Трактирщик, полоскавший в лохани бутылки и стаканы, при виде гостей всплеснул руками, уронив на пол посуду.
– Что еще за грохот, хозяин? – сурово спросил бретонец. – Или это снаряд свалился на твою таверну?
– Неужто это вы, мой добрый господин?
– Разве я не сказал тебе, что мы еще вернемся?

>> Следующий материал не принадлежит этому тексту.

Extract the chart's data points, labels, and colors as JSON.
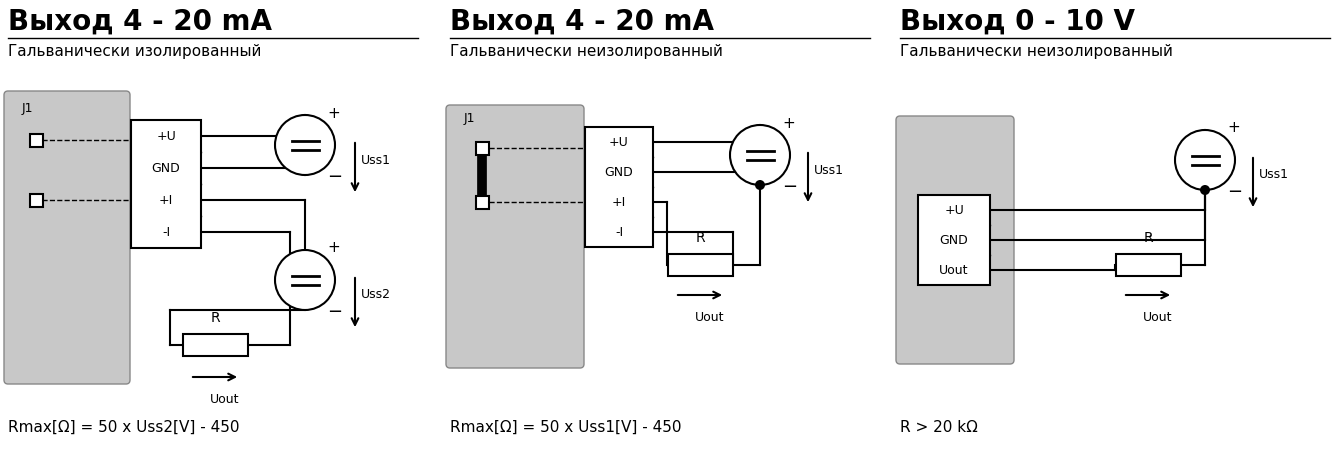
{
  "title1": "Выход 4 - 20 mA",
  "subtitle1": "Гальванически изолированный",
  "formula1": "Rmax[Ω] = 50 x Uss2[V] - 450",
  "title2": "Выход 4 - 20 mA",
  "subtitle2": "Гальванически неизолированный",
  "formula2": "Rmax[Ω] = 50 x Uss1[V] - 450",
  "title3": "Выход 0 - 10 V",
  "subtitle3": "Гальванически неизолированный",
  "formula3": "R > 20 kΩ",
  "bg_color": "#ffffff",
  "gray_color": "#c8c8c8",
  "line_color": "#000000",
  "title_fontsize": 20,
  "subtitle_fontsize": 11,
  "formula_fontsize": 11
}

Есть ли у тебя копченые колбаски и острый сыр, которые нужно заливать реками вина?
– Да, мой добрый господин.
– Тащи их живо сюда и не сомневайся: я расплачусь не хуже, чем капитан корвета.
– И еще пифо, – подсказал солдат.
Подмигнув хозяину, Каменная Башка тут же нашелся:
– Пива-то в погребах больше не осталось. Вы, немцы, выдули все до последней капли, не подумав о своих товарищах-моряках.
– Я не пить много пифо.
– Ну так выпей вина!
– Та, фино, неси фино.
– Вот и славно! – одобрил бретонец. – Неси две… четыре… нет, давай сразу шесть бутылок. Только смотри не рейнского!

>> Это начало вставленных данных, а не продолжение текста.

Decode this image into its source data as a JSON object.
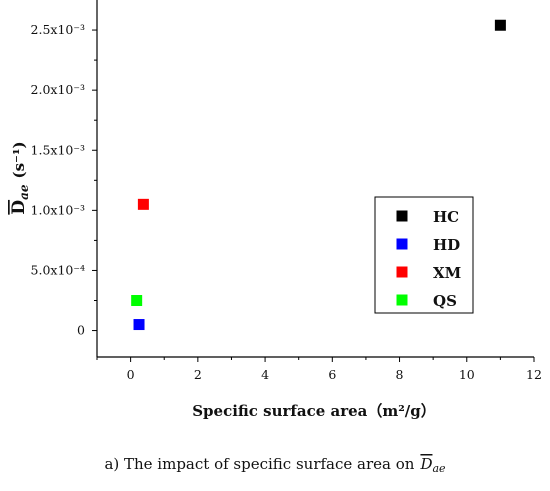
{
  "chart_data": {
    "type": "scatter",
    "title": "",
    "xlabel": "Specific surface area（m²/g）",
    "ylabel_main": "D",
    "ylabel_sub": "ae",
    "ylabel_unit": "(s⁻¹)",
    "xlim": [
      -1,
      12
    ],
    "ylim": [
      -0.00022,
      0.00275
    ],
    "x_ticks": [
      {
        "value": 0,
        "label": "0"
      },
      {
        "value": 2,
        "label": "2"
      },
      {
        "value": 4,
        "label": "4"
      },
      {
        "value": 6,
        "label": "6"
      },
      {
        "value": 8,
        "label": "8"
      },
      {
        "value": 10,
        "label": "10"
      },
      {
        "value": 12,
        "label": "12"
      }
    ],
    "y_ticks": [
      {
        "value": 0,
        "label": "0"
      },
      {
        "value": 0.0005,
        "label": "5.0x10⁻⁴"
      },
      {
        "value": 0.001,
        "label": "1.0x10⁻³"
      },
      {
        "value": 0.0015,
        "label": "1.5x10⁻³"
      },
      {
        "value": 0.002,
        "label": "2.0x10⁻³"
      },
      {
        "value": 0.0025,
        "label": "2.5x10⁻³"
      }
    ],
    "grid": false,
    "legend_position": "right",
    "series": [
      {
        "name": "HC",
        "color": "#000000",
        "x": [
          11.0
        ],
        "y": [
          0.00254
        ]
      },
      {
        "name": "HD",
        "color": "#0000ff",
        "x": [
          0.25
        ],
        "y": [
          5e-05
        ]
      },
      {
        "name": "XM",
        "color": "#ff0000",
        "x": [
          0.38
        ],
        "y": [
          0.00105
        ]
      },
      {
        "name": "QS",
        "color": "#00ff00",
        "x": [
          0.18
        ],
        "y": [
          0.00025
        ]
      }
    ]
  },
  "caption": {
    "prefix": "a) The impact of specific surface area on",
    "symbol_main": "D",
    "symbol_sub": "ae"
  }
}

– Настоящие французские вина.
– Ну да, прикупленные по случаю твоим простофилей-отцом! Значит, опять подсунешь нам свою скорпионью отраву?
– Нет-нет! Как можно? – запротестовал хозяин. – Для вас – только все самое лучшее.

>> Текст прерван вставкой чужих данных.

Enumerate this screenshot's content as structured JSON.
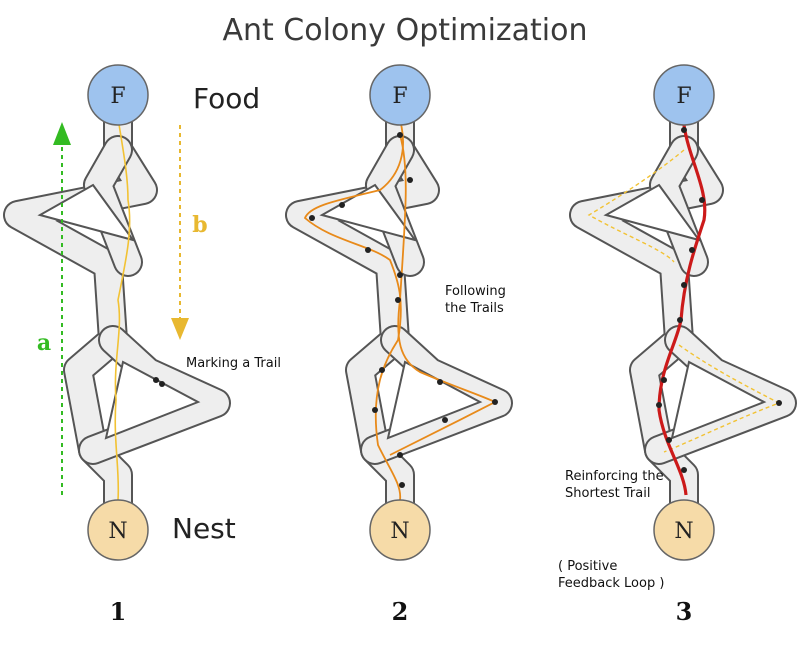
{
  "title": "Ant Colony Optimization",
  "nodes": {
    "food": "F",
    "nest": "N"
  },
  "labels": {
    "food": "Food",
    "nest": "Nest",
    "arrow_a": "a",
    "arrow_b": "b",
    "marking": "Marking a Trail",
    "following_1": "Following",
    "following_2": "the Trails",
    "reinforcing_1": "Reinforcing the",
    "reinforcing_2": "Shortest Trail",
    "feedback_1": "( Positive",
    "feedback_2": "Feedback Loop )"
  },
  "panels": [
    "1",
    "2",
    "3"
  ],
  "colors": {
    "food_node": "#9ec3ee",
    "nest_node": "#f6dba8",
    "path_fill": "#eeeeee",
    "path_edge": "#555555",
    "trail_orange": "#e88a1a",
    "trail_yellow": "#f2c233",
    "trail_red": "#cc1a1a",
    "arrow_green": "#33bb22",
    "arrow_yellow": "#e8b830"
  }
}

Между тем в таверну вошли сэр Уильям и Малыш Флокко и, не привлекая к себе внимания, сели за самый дальний стол. Каменная Башка искоса взглянул на вошедших, наклонился к солдату и вполголоса проговорил:
– Эти двое наверняка шпионы.
– Как!
– Не нрафятся мне их физиономии.
– В Постоне нелься найти шпион.
– Это мы еще посмотрим.
Тем временем в залу вернулся хозяин с двумя корзинами вина и снеди. Увидев баронета и Малыша Флокко, бедняга едва не уронил свой груз.
– Молодец, трактирщик! – воскликнул насмешливый бретонец. – И смотри не лезь в наши дела! Захлопни-ка лучше глаза и клюв!
Оправившись от изумления, хозяин подал боцману и солдату дюжину копченых колбасок, местами покусанных крысами, канадский коричневый сыр, который жег язык похлеще горчицы, черный хлеб и четыре бутылки вина.
– Бордо, – догадался бретонец. – Черт возьми! Невиданная в осажденном городе роскошь! Да этот трактирщик прямо-таки кудесник! Он, видно, вознамерился нам доказать, что его покойный батюшка был не такой уж осел! Откупоривай! – распорядился Каменная Голова. – А ты, сынок, налетай на сыр и колбаски. Уж поверь, в них не припрятаны американские штыки.
– Спасипо, отец. Ты кароши тофарищ.
– Ешь, да про вино не забывай! Покажи, как немцы умеют пить.
– Ты платить.
– Само собой! Говорю же тебе: я готов уплатить хоть за весь хозяйский погреб. Поверишь ли, какое дело, ни гроша не потратил за те десять месяцев, что мотался в море. У меня в кошельке за поясом столько серебра, что хватит на пятьсот бутылок, двести обедов и три сотни завтраков… Так что пей, сынок. Я плачý.
Солдат набросился на сыр и колбаски, щедро заливая их мнимым бордо. Доблестный боцман не отставал от немца, особенно налегая на вино.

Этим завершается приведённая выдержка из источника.